Day Five: Taking the Straight Path
St Philip Neri
“What, then, do we need?” Philip Neri would repeatedly ask this question. “Fuoco, fede, ferro! Fire, faith, iron,” was the answer he gave. We can find great inspiration in these three elements of the Christian life: fire, faith, iron but also in paying attention to the order in which St Philip puts them.
I’m sure you know the story of Philip’s encounter with God in the catacombs. In 1544, when the young Florentine
had arrived in Rome and long before becoming a priest, he made it his practice to pray secretly, each night, in the catacombs of St Sebastian on the Appian Way. In a dissolute city and at a time when the curia was weighed down by many scandals, Philip wanted to be close to the primitive Church and the inspiration of her saints. According to the testimony of Pietro Consolini – a close friend and confidant – while praying one night, Philip saw a ball of fire come toward him, enter his mouth and fill his breast, expanding over his heart. This experience of fire was such that he fell to the ground and cried out: “Enough Lord! Enough, I cannot take more.” God’s presence in Philip’s soul overflowed into his body – eyes, cheeks, face – we are told “beamed with a gladness, a joy all of divine love”.
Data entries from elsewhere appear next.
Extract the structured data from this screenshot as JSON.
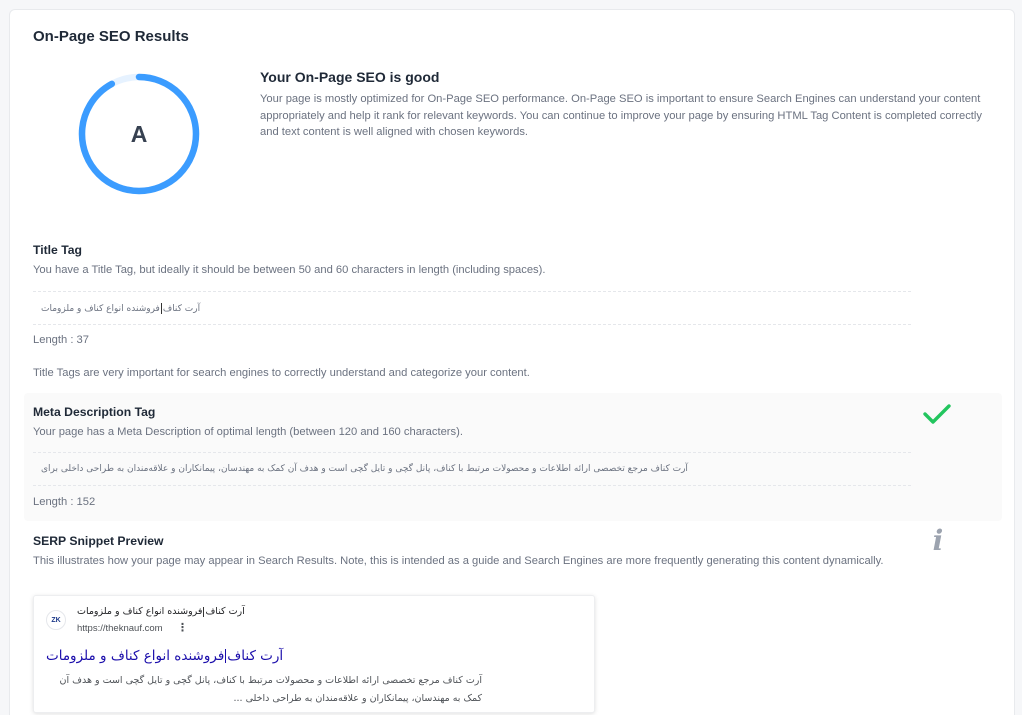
{
  "results": {
    "title": "On-Page SEO Results",
    "grade": "A",
    "grade_score": 0.92,
    "ring_color": "#3b9cff",
    "ring_track_color": "#e6f2ff",
    "summary_title": "Your On-Page SEO is good",
    "summary_text": "Your page is mostly optimized for On-Page SEO performance. On-Page SEO is important to ensure Search Engines can understand your content appropriately and help it rank for relevant keywords. You can continue to improve your page by ensuring HTML Tag Content is completed correctly and text content is well aligned with chosen keywords."
  },
  "title_tag": {
    "title": "Title Tag",
    "description": "You have a Title Tag, but ideally it should be between 50 and 60 characters in length (including spaces).",
    "value_part1": "آرت کناف",
    "value_part2": "فروشنده انواع کناف و ملزومات",
    "length": "Length : 37",
    "note": "Title Tags are very important for search engines to correctly understand and categorize your content."
  },
  "meta_description": {
    "title": "Meta Description Tag",
    "description": "Your page has a Meta Description of optimal length (between 120 and 160 characters).",
    "value": "آرت کناف مرجع تخصصی ارائه اطلاعات و محصولات مرتبط با کناف، پانل گچی و تایل گچی است و هدف آن کمک به مهندسان، پیمانکاران و علاقه‌مندان به طراحی داخلی برای",
    "length": "Length : 152",
    "status_icon": "check-icon",
    "status_color": "#22c55e"
  },
  "serp": {
    "title": "SERP Snippet Preview",
    "description": "This illustrates how your page may appear in Search Results. Note, this is intended as a guide and Search Engines are more frequently generating this content dynamically.",
    "info_icon": "info-icon",
    "favicon_text": "ZK",
    "site_name_part1": "آرت کناف",
    "site_name_part2": "فروشنده انواع کناف و ملزومات",
    "url": "https://theknauf.com",
    "menu_icon": "kebab-menu-icon",
    "link_title_part1": "آرت کناف",
    "link_title_part2": "فروشنده انواع کناف و ملزومات",
    "snippet": "آرت کناف مرجع تخصصی ارائه اطلاعات و محصولات مرتبط با کناف، پانل گچی و تایل گچی است و هدف آن کمک به مهندسان، پیمانکاران و علاقه‌مندان به طراحی داخلی ..."
  }
}
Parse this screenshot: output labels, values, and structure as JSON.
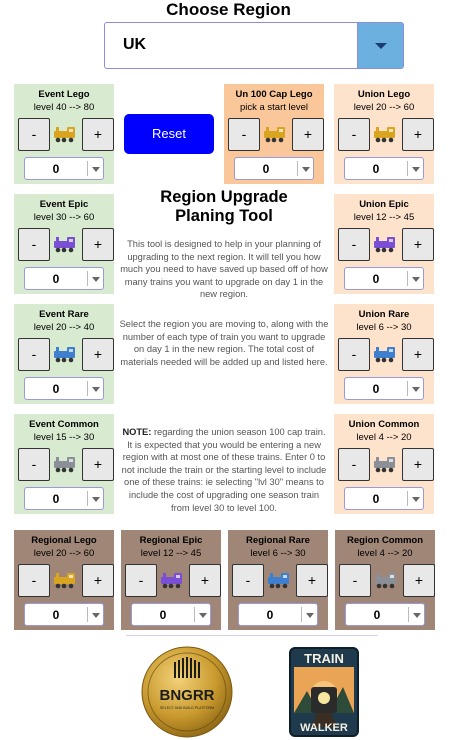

During his life, Philip hardly spoke of this most personal consolation – mentioning it only in old age and before he died. Yet often he had hinted as to what he called secretum meum mihi – my secret to myself. Is there any of us without such a secret? Without memory of those moments when the fire of God’s love touched us, stirred us, called us?
When did the fire expand your heart?
It is important to go back to this Principle and Foundation, as St Ignatius will later call it – and it must come first – because from it comes our faith: our sure and certain conviction that God has communicated Himself to us in the comfort of His Spirit. The ball of fire that we each experienced one day probably took a long time to
unravel. Often it isn’t a simple joy but a touch of God’s love that makes us aware of the one thing that matters. The fire naturally leads to reflection – and this alone gives us the certainty to which we cling: faith.
And then comes the time for iron – for the straight path of discipleship. “What then do we need?” asked St Philip.
Fire, faith and iron: fire to inflame the heart of the Apostle, faith to convince us that He who gave the fire of the Spirit in those days, will give it still today, iron to shape our wills and to establish us in obedience to Him who for years and years has guided us.4
How often on our own journey – and in the history of the Church have we sadly got the order wrong: so often we’ve first demanded iron of ourselves and others – believing the fundamental lie that if we’re disciplined, if we work very, very hard, say our prayers and do good – faith will come and God will reward us with the fire of his love. No!
Fire – faith – iron: this is the order and can only be the order for our life and discipleship. God loved us first and secretly implanted in us a fire that gave birth to faith – the sure conviction that God is with us – and the disciplined practice of our life will follow.